Он вспомнил, как десять лет назад, его пышно принимали в Лондоне. В то время эта паутина морских путей нисколько не казалась ему зловещей. Сэр Роберт Пиль, лорд Эбердин, королева Виктория – все они тогда клятвенно заверяли его в вечной дружбе. Скандал с задержанием английского брига «Виксен» с нелегальным грузом оружия и боеприпасов для восставших чеченцев, устроенный Пальмерстоном, благополучно завял. Ненадолго ушел с политической сцены и сам Пальмерстон, а члены нового английского правительства наперебой предлагали военный союз против Франции и английскую помощь в разделе Турции. А чуть раньше султан умолял его помочь сохранить целостность Османской империи. Новоиспеченный император Наполеон III всего пять лет назад искал его дружбы… И вот теперь соединенный альянс четвертый месяц осаждает Севастополь, черные корабли бомбят Одессу, Керчь, Колу, мирный Соловецкий монастырь, далекий Петропавловск, показываются даже в виду кронштадтского рейда.

Но весь этот ход событий, как бы тяжел он ни был, все же следовало признать естественным, даже соответствующим каким-то тайным пружинам мирового политического механизма. Англия, Франция, Турция, даже Сардинское королевство действовали против России все-таки в своих интересах. Но никакие новые печальные известия о войне не смогли бы удивить и одновременно расстроить императора так же сильно, как очередное «мирное предложение», полученное вчера из Вены.

 — Павел Дмитриевич, сделай милость, перечти еще раз давешнюю австрийскую депешу, – император Николай I обратился к стоявшему в углу комнаты графу Киселеву. – Нет ли там какого иносказания или хоть намека на помощь? Может статься, мы вчера пропустили.
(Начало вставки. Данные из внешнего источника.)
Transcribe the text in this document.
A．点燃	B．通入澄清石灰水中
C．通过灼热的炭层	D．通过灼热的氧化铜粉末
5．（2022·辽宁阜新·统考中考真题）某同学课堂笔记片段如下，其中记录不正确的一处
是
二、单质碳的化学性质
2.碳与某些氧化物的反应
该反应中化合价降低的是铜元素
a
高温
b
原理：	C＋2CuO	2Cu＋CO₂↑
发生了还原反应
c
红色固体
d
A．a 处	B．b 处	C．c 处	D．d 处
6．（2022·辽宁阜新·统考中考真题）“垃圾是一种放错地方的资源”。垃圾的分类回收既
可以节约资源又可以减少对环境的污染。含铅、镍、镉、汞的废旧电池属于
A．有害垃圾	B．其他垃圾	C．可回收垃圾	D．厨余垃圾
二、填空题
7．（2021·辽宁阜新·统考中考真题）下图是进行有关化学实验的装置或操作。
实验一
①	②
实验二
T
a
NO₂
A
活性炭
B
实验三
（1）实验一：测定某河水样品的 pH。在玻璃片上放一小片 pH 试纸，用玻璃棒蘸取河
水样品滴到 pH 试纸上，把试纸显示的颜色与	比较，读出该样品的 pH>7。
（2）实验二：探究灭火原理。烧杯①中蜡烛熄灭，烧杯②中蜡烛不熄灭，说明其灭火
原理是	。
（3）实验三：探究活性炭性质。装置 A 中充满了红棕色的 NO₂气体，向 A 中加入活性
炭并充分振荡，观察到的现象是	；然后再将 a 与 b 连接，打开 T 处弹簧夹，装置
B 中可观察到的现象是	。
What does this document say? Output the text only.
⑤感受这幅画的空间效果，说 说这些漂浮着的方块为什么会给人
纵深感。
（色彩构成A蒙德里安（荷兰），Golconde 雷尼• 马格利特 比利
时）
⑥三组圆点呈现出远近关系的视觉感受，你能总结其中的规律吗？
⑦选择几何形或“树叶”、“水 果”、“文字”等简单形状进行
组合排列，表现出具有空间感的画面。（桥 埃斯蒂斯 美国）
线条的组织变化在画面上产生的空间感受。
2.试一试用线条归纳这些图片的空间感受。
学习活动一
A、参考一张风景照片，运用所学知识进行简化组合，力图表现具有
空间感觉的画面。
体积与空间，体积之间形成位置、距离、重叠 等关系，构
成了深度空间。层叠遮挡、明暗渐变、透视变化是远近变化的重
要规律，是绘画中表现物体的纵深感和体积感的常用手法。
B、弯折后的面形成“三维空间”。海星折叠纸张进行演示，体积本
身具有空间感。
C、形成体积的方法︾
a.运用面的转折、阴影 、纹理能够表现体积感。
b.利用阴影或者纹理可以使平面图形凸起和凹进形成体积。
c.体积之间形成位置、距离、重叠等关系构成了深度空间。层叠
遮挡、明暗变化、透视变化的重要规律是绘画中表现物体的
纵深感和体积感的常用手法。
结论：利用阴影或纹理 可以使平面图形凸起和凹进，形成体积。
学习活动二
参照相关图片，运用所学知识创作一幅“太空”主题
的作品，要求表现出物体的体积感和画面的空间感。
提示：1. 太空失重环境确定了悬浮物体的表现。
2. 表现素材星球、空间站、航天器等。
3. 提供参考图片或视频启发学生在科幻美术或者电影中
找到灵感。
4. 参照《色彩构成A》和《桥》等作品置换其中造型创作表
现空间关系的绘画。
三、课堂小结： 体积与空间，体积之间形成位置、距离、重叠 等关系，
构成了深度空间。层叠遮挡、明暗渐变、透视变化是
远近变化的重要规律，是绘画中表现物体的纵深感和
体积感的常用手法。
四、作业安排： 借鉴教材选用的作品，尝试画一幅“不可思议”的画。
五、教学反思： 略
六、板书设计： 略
Министр государственных имуществ взял бумаги с небольшого ломберного столика в углу, начал читать, и уже при первых звуках его голоса Николай отчетливо понял, что все иносказания в этом наглом письме намекают лишь на то, что, несмотря на прежние победы, Россия сегодня стоит перед коалицией европейских держав одна, без единого союзника. Ей следует признать свою слабость, прекратить бессмысленное сопротивление, согласиться на австрийское «посредничество» и, выполнив предварительные условия начала мирных переговоров, покорно ждать, когда союзники продиктуют окончательные требования. Требования, выполнение которых приведет не просто к поражению империи в войне, а к распаду и уничтожению всей государственной системы, которую он с таким трудом отстраивал здесь три десятка лет. Россия как европейская держава должна будет исчезнуть. И это после всего, что сделано для Европы в последние полвека.

Киселев окончил читать.

— Спасибо, Павел Дмитриевич. Я жестоко наказан за излишнюю доверчивость по отношению к нашему молодому соседу. С первого свидания мое сердце приняло его с бесконечным доверием, как пятого сына. И вот австрийский император не перестает поворачивать нож в моем сердце! Пишет, что мы «остались без союзников», а чья же это вина? Не австрийцы ли сто лет подряд по всякому поводу набивались к нам в союзники? И где же они теперь?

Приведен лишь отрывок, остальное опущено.